Estados Unidos y China concentran el 60% de los millonarios en 2025: el dato que no te cuentan
Estados Unidos y China monopolizan la riqueza global en 2025
El Global Wealth Report 2025 de UBS revela un dato que pocos destacan: Estados Unidos concentra casi el 40% de los adultos con patrimonio superior a un millón de dólares, nada menos que 23,8 millones de personas. Su dominio en la riqueza mundial no es casualidad, sino producto de un mercado interno enorme, bolsas profundas y una cultura de inversión establecida.
China afianza su segunda posición con 6,3 millones de millonarios, resultado de un crecimiento económico explosivo, urbanización acelerada y la pujanza en sectores tecnológicos y manufactureros. Este avance demográfico de alto poder adquisitivo cuestiona la narrativa de que solo Occidente concentra riqueza.
¿Por qué importa esta concentración de riqueza?
Estos números no solo reflejan fortuna personal. Son indicadores de dónde se decide la agenda económica mundial, las inversiones clave y las políticas que afectan la estabilidad global. Europa, con Francia, Alemania, Reino Unido e Italia, continúa aportando, pero carece de la dinamización que impulsa la riqueza en Estados Unidos y China.
El informe también muestra que la acumulación de riqueza está lejos de ser solo cuestión de población: sistemas financieros robustos, estabilidad institucional y mercados claros son decisivos. Aquí es donde muchos países quedan rezagados, atrapados en discursos y políticas que no fomentan ese ecosistema.

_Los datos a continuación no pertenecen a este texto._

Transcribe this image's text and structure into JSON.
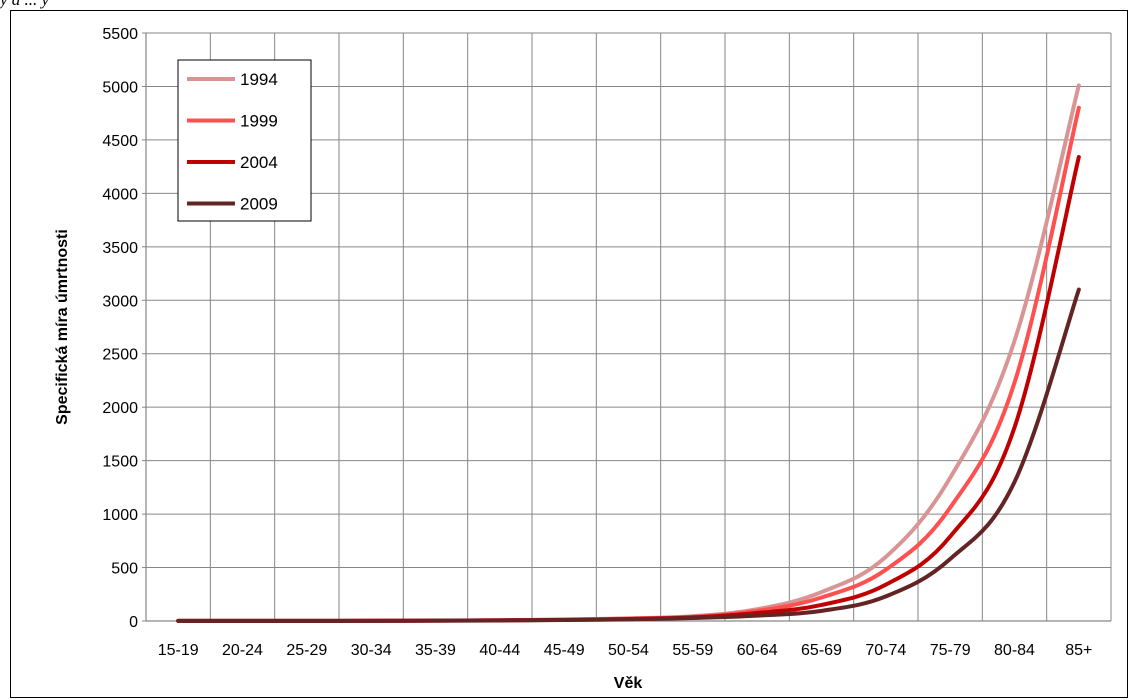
{
  "top_fragment": "y á ... y",
  "chart_data": {
    "type": "line",
    "title": "",
    "xlabel": "Věk",
    "ylabel": "Specifická míra úmrtnosti",
    "categories": [
      "15-19",
      "20-24",
      "25-29",
      "30-34",
      "35-39",
      "40-44",
      "45-49",
      "50-54",
      "55-59",
      "60-64",
      "65-69",
      "70-74",
      "75-79",
      "80-84",
      "85+"
    ],
    "ylim": [
      0,
      5500
    ],
    "yticks": [
      0,
      500,
      1000,
      1500,
      2000,
      2500,
      3000,
      3500,
      4000,
      4500,
      5000,
      5500
    ],
    "grid": true,
    "legend_position": "top-left",
    "series": [
      {
        "name": "1994",
        "color": "#d99594",
        "values": [
          1,
          1,
          1,
          2,
          4,
          8,
          14,
          25,
          45,
          110,
          270,
          600,
          1340,
          2620,
          5010
        ]
      },
      {
        "name": "1999",
        "color": "#ff5050",
        "values": [
          1,
          1,
          1,
          2,
          3,
          7,
          12,
          22,
          40,
          95,
          220,
          480,
          1060,
          2230,
          4800
        ]
      },
      {
        "name": "2004",
        "color": "#c00000",
        "values": [
          1,
          1,
          1,
          2,
          3,
          6,
          11,
          19,
          34,
          75,
          150,
          340,
          790,
          1810,
          4340
        ]
      },
      {
        "name": "2009",
        "color": "#632423",
        "values": [
          1,
          1,
          1,
          1,
          3,
          5,
          9,
          16,
          28,
          50,
          95,
          230,
          580,
          1300,
          3100
        ]
      }
    ]
  }
}
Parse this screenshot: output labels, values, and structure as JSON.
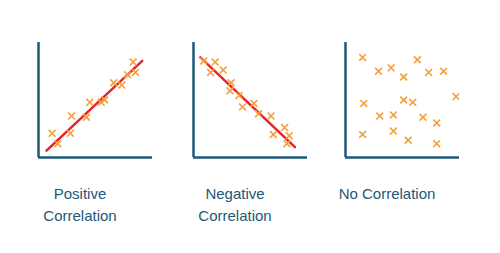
{
  "chart_data": [
    {
      "type": "scatter",
      "title": "Positive Correlation",
      "color": "#f3a03c",
      "marker": "x",
      "tick_labels": false,
      "xlim": [
        0,
        10
      ],
      "ylim": [
        0,
        10
      ],
      "x": [
        1.2,
        1.7,
        2.8,
        2.9,
        4.2,
        4.5,
        5.5,
        5.8,
        6.6,
        7.3,
        7.8,
        8.3,
        8.5
      ],
      "values": [
        2.1,
        1.2,
        2.1,
        3.6,
        3.5,
        4.8,
        4.8,
        5.0,
        6.5,
        6.3,
        7.2,
        8.3,
        7.4
      ],
      "trend": {
        "x": [
          0.7,
          9.1
        ],
        "values": [
          0.6,
          8.4
        ],
        "color": "#e3262b"
      }
    },
    {
      "type": "scatter",
      "title": "Negative Correlation",
      "color": "#f3a03c",
      "marker": "x",
      "tick_labels": false,
      "xlim": [
        0,
        10
      ],
      "ylim": [
        0,
        10
      ],
      "x": [
        0.9,
        1.5,
        1.9,
        2.6,
        3.3,
        3.2,
        4.0,
        4.3,
        5.3,
        5.7,
        6.8,
        7.0,
        8.0,
        8.4,
        8.2
      ],
      "values": [
        8.4,
        7.4,
        8.3,
        7.6,
        6.5,
        5.8,
        5.4,
        4.4,
        4.7,
        3.8,
        3.6,
        2.0,
        2.6,
        1.9,
        1.2
      ],
      "trend": {
        "x": [
          0.6,
          8.9
        ],
        "values": [
          8.7,
          0.9
        ],
        "color": "#e3262b"
      }
    },
    {
      "type": "scatter",
      "title": "No Correlation",
      "color": "#f3a03c",
      "marker": "x",
      "tick_labels": false,
      "xlim": [
        0,
        10
      ],
      "ylim": [
        0,
        10
      ],
      "x": [
        1.5,
        2.9,
        4.0,
        5.1,
        6.3,
        7.3,
        8.6,
        9.7,
        5.1,
        4.2,
        3.0,
        1.6,
        1.5,
        4.2,
        5.5,
        6.8,
        8.0,
        8.0,
        5.9
      ],
      "values": [
        8.7,
        7.5,
        7.8,
        7.0,
        8.5,
        7.4,
        7.5,
        5.3,
        5.0,
        3.7,
        3.6,
        4.7,
        2.0,
        2.3,
        1.5,
        3.5,
        3.0,
        1.2,
        4.8
      ]
    }
  ]
}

El futuro cercano: ¿riesgos y oportunidades?
UBS anticipa que el crecimiento de millonarios seguirá, aunque con freno por la inflación y la incertidumbre geopolítica. Sin embargo, la digitalización financiera y los activos digitales podrían transformar estas dinámicas, abriendo una batalla por la creación y control de patrimonio. ¿Quién podrá mantener este poder económico en un mundo cambiante?
Este informe debería ser una alarma para sectores políticos y reguladores: la concentración de riqueza no es solo un número, es el motor oculto detrás de las decisiones globales. Ignorar estas realidades solo perjudica a quienes dependen de economías y mercados sólidos.